Après Partage des maux dont l'insuccès est manifeste, il serait temps qu'Alan Cuartero écrive un deuxième roman. Lisa l'a quitté en lui conseillant cette fois-ci d'écrire un « roman sérieux ». Durant les vacances d'été les voisins lui ont confié la surveillance de leur piscine : leur terrasse serait l'endroit idéal pour commencer l'écriture. Il serait concentré sur sa tâche tel un samouraï.
Mais c'est plus facile à dire qu'à faire car Alan se trouve en pleine déprime après le départ de Lisa et le suicide de Marc, son meilleur ami d'autrefois. Alan n'est pas ce qu'on appelle un fonceur, presque un loser. Pas très à l'aise avec les femmes, il est trop réservé — et à la limite de l'autisme. Heureusement, il peut compter sur l'amitié de Florent et de Jeanne. Ce couple plein de bonne volonté s'est mis en tête de lui faire rencontrer des jeunes femmes pour le sortir du pétrin de la solitude. En fait, c'est surtout l'idée de Jeanne, dynamique patronne d'un centre de fitness. Ainsi vont défiler quelques jolies personnes — Mylène, Chloé, Louise — qui structurent le récit en autant de parties. Mais les tentatives de Jeanne se heurtent à l'apathie d'Alan et à quelques imprévus.

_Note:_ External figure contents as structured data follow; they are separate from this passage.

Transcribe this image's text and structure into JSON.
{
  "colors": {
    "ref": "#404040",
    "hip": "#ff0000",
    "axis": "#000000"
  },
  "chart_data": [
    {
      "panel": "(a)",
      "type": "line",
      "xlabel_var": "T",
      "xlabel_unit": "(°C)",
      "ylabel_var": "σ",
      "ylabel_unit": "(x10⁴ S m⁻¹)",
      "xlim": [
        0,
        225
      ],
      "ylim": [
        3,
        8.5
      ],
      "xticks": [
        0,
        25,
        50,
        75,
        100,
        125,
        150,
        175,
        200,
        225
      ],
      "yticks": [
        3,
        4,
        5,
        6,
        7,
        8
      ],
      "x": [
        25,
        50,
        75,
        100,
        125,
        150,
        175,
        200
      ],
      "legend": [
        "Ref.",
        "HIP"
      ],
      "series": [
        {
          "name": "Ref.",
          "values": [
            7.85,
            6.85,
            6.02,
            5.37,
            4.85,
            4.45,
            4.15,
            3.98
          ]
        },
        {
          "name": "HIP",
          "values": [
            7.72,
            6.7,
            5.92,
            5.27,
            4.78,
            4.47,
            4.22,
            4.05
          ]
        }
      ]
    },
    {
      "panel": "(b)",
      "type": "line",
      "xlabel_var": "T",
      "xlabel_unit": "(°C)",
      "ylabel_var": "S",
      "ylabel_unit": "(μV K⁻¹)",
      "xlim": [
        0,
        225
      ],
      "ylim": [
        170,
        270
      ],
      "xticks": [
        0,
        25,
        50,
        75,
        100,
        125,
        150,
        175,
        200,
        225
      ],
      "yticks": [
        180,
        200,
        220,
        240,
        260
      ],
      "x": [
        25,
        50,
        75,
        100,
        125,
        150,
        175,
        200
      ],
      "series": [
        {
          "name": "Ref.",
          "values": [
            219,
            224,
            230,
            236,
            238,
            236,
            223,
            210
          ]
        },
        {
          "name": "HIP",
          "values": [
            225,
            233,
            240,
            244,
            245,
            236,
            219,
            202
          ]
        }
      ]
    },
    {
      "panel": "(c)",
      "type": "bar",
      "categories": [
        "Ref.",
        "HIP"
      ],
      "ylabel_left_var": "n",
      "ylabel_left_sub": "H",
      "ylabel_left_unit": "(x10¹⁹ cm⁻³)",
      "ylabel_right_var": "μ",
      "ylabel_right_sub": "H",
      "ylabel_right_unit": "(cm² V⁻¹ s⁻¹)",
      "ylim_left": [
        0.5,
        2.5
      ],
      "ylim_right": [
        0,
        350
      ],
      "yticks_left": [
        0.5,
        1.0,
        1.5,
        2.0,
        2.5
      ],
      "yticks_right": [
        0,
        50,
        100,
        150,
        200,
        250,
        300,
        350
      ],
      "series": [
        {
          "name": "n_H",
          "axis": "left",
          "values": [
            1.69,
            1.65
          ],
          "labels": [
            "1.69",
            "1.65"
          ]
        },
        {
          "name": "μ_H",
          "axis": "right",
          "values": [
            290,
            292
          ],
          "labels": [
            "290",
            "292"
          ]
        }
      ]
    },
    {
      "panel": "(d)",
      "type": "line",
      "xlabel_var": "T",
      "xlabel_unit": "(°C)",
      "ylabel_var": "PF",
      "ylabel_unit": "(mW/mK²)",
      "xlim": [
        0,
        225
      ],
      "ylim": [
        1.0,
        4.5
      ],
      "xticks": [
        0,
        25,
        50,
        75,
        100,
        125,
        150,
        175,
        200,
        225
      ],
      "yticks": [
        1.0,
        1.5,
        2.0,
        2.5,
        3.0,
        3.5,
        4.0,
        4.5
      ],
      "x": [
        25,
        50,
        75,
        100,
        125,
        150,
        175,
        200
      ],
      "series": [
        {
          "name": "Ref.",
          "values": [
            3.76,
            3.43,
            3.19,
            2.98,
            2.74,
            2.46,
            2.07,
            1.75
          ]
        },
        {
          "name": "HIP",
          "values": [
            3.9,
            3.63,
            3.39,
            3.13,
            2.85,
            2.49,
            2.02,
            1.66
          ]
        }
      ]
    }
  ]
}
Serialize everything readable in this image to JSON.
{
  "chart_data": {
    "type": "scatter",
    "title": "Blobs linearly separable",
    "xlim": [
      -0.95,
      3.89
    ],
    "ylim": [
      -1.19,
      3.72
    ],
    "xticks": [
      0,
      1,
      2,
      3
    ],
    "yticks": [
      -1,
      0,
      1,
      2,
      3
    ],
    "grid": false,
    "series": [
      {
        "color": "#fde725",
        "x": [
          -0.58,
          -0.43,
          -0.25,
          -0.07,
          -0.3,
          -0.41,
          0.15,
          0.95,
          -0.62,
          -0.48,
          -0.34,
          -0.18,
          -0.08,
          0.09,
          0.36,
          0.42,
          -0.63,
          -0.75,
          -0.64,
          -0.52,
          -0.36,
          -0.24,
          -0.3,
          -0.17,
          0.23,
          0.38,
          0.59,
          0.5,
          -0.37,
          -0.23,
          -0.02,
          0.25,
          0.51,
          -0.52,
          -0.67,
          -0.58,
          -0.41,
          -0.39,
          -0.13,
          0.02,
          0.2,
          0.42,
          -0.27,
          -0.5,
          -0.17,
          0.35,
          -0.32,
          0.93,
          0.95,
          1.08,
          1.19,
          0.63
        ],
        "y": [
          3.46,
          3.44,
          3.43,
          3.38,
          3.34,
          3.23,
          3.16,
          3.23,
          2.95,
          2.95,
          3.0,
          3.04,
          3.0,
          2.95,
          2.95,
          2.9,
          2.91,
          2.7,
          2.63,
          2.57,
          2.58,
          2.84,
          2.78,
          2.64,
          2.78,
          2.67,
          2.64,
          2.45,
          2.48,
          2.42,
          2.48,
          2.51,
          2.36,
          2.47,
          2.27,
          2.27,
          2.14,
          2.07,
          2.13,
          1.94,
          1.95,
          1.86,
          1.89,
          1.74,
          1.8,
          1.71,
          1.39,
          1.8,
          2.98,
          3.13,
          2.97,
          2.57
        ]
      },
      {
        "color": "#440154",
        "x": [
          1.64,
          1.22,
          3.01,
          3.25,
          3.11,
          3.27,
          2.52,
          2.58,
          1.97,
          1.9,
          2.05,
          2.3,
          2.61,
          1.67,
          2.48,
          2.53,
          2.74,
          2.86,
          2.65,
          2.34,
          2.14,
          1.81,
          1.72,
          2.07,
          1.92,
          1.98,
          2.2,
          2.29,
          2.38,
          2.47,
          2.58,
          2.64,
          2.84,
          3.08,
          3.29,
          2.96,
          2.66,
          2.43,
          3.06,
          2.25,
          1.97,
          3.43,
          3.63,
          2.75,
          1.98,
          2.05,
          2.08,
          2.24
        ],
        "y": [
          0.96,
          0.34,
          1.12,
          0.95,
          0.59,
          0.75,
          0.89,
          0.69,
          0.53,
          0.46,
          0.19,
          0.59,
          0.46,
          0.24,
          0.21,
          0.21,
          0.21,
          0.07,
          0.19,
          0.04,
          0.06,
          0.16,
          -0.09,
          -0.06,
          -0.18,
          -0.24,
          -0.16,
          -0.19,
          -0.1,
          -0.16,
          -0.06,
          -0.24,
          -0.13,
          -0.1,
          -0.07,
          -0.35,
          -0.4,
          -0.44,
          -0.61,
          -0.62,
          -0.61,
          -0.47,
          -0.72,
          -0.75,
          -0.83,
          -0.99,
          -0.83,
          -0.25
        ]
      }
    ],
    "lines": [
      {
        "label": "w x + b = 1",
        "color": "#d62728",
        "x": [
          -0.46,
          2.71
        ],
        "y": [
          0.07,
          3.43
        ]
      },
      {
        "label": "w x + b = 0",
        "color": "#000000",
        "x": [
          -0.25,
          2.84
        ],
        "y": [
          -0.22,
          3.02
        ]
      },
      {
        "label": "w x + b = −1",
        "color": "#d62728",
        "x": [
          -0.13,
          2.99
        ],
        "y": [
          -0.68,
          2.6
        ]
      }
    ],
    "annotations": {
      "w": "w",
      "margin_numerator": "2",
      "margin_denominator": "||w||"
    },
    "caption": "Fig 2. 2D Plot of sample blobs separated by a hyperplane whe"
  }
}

D'abord les projets littéraires d'Alan sont contrariés plutôt que stimulés par ses rêves. Il s'imagine frimer dans l'émission tardive de Claire Chazal. Il envoie à son éditrice des messages promettant des titres aguicheurs. L'immigration de ses grands parents espagnols au temps de la guerre civile paraît s'imposer comme sujet. À moins que participer à la battue organisée par les villageois pour retrouver une joggeuse disparue n'aboutisse à une enquête inspirée par le journalisme gonzo. Mais sur son ordinateur les pages restent désespérément blanches. Alan est de plus en plus tracassé par cette piscine dont la limpidité se détériore malgré les doses de chlore que les voisins ont prescrites. Cela risque de tourner au casse-tête. En même temps les invitations de ses amis, démissionnaires dans l'éducation de leurs jumeaux Léo et Gabin, créent à Alan de nouvelles complications. Les conversations prennent des tournures qui le contrarient, par exemple sur la mort de son père. Le théâtre d'avant-garde est une sortie qui fait un flop. La plage aussi : il reste à fumer avec son ami Laurent au lieu de suivre dans l'eau Jeanne et sa copine aux seins nus. Et ce n'est pas tout...
Bref, Alan est un cas désespéré et Samouraï un roman léger, humoristique, et fort agréable à lire, sans oublier un regard aigu sur notre époque. L'auteur qui s'est taillé une belle réputation dans la bande dessinée semble devoir nous ravir comme romancier.
• Fabrice Caro : Samouraï. - Gallimard, collection Sygne, 2022, 219 pages.